Published: 15 May 2014



Preeclampsia is a significant cause of maternal and fetal mortality and morbidity worldwide. We previously reported associations between trichothiodystrophy (TTD) nucleotide excision repair (NER) and transcription gene mutations in the fetus and the risk of gestational complications including preeclampsia. TTD NER/transcription genes, XPD, XPB and TTD-A, code for subunits of Transcription Factor (TF)IIH. Interpreting XPD mutations in the context of available biochemical data led us to propose adverse effects on CDK-activating kinase (CAK) subunit of TFIIH and TFIIH-mediated functions as a relevant mechanism in preeclampsia. In order to gain deeper insight into the underlying biologic mechanisms involving TFIIH-mediated functions in placenta, we analyzed NER/transcription and global gene expression profiles of normal and preeclamptic placentas and studied gene regulatory networks.


We found high expression of TTD NER/transcription genes in normal human placenta, above the mean of their expression in all organs. XPD and XPB were consistently expressed from 14 to 40 weeks gestation while expression of TTD-A was strongly negatively correlated (r = -0.7, P < 0.0001) with gestational age. Analysis of gene expression patterns of placentas from a case-control study of preeclampsia using Algorithm for Reconstruction of Accurate Cellular Networks (ARACNE) revealed GTF2E1, a component of TFIIE which modulates TFIIH, among major regulators of differentially-expressed genes in preeclampsia. The basal transcription pathway was among the largest dysregulated protein-protein interaction networks in this preeclampsia dataset. Within the basal transcription pathway, significantly down-regulated genes besides GTF2E1 included those coding for the CAK complex of TFIIH, namely CDK7, CCNH, and MNAT1. Analysis of other relevant gene expression and gene regulatory network data also underscored the involvement of transcription pathways and identified JUNB and JUND (components of transcription factor AP-1) as transcription regulators of the network involving the TTD genes, GTF2E1, and selected gene regulators implicated in preeclampsia.

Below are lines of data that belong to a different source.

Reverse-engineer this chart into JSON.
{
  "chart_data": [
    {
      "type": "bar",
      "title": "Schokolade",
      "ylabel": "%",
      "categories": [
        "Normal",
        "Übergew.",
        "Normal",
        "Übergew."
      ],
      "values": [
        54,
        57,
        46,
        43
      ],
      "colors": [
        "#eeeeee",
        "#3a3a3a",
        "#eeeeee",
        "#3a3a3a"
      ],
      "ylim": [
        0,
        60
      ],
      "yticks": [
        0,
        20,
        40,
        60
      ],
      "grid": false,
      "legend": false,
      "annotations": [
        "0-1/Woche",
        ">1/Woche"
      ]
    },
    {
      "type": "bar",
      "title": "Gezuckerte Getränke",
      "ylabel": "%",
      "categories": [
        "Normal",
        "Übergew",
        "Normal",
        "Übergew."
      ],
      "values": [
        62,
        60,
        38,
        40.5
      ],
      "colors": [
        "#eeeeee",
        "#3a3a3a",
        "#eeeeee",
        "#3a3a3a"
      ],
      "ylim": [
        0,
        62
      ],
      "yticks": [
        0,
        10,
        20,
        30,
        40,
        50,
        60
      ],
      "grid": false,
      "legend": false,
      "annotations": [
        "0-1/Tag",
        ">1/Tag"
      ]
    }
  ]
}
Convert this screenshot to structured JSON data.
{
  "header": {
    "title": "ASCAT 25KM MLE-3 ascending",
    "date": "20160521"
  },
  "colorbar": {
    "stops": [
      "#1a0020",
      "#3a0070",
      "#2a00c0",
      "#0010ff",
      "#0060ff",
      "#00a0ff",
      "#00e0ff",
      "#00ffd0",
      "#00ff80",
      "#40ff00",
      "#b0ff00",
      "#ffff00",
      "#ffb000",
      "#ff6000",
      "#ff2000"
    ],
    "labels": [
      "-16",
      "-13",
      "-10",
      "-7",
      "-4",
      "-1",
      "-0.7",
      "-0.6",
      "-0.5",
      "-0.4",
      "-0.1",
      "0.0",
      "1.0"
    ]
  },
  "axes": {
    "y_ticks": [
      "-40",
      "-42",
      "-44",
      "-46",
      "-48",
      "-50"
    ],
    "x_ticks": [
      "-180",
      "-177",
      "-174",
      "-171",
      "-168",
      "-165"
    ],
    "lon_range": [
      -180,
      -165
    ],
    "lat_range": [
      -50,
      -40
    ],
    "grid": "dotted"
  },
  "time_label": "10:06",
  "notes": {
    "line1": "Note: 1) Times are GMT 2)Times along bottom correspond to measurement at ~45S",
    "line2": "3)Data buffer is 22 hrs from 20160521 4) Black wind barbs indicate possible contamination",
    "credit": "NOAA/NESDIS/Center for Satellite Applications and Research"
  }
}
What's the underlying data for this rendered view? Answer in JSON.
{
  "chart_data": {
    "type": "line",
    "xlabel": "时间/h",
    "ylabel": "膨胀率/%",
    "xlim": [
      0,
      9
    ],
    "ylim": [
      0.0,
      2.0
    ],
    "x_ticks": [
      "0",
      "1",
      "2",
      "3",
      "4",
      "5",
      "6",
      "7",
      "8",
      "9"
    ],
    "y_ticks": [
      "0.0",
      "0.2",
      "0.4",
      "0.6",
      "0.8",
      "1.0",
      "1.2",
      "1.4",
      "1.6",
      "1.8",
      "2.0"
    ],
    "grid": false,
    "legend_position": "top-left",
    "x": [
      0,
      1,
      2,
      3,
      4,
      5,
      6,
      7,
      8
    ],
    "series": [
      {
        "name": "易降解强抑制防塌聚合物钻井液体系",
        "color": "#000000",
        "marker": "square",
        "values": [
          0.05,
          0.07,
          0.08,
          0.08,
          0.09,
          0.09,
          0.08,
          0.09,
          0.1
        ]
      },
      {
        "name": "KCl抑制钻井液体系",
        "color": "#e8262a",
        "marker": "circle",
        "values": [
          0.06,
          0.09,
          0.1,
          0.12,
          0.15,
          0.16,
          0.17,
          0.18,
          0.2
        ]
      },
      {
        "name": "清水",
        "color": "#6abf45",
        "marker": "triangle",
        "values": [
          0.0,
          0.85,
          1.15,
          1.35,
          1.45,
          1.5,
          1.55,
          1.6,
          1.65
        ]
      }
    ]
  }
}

Our results indicate that TTD NER/transcription genes are expressed in placenta during gestational periods critical to preeclampsia development. Our overall findings suggest that impairment of TFIIH-mediated function in transcription in placenta is a likely mechanism leading to preeclampsia and provide etiologic clues which may be translated into therapeutic and preventive measures.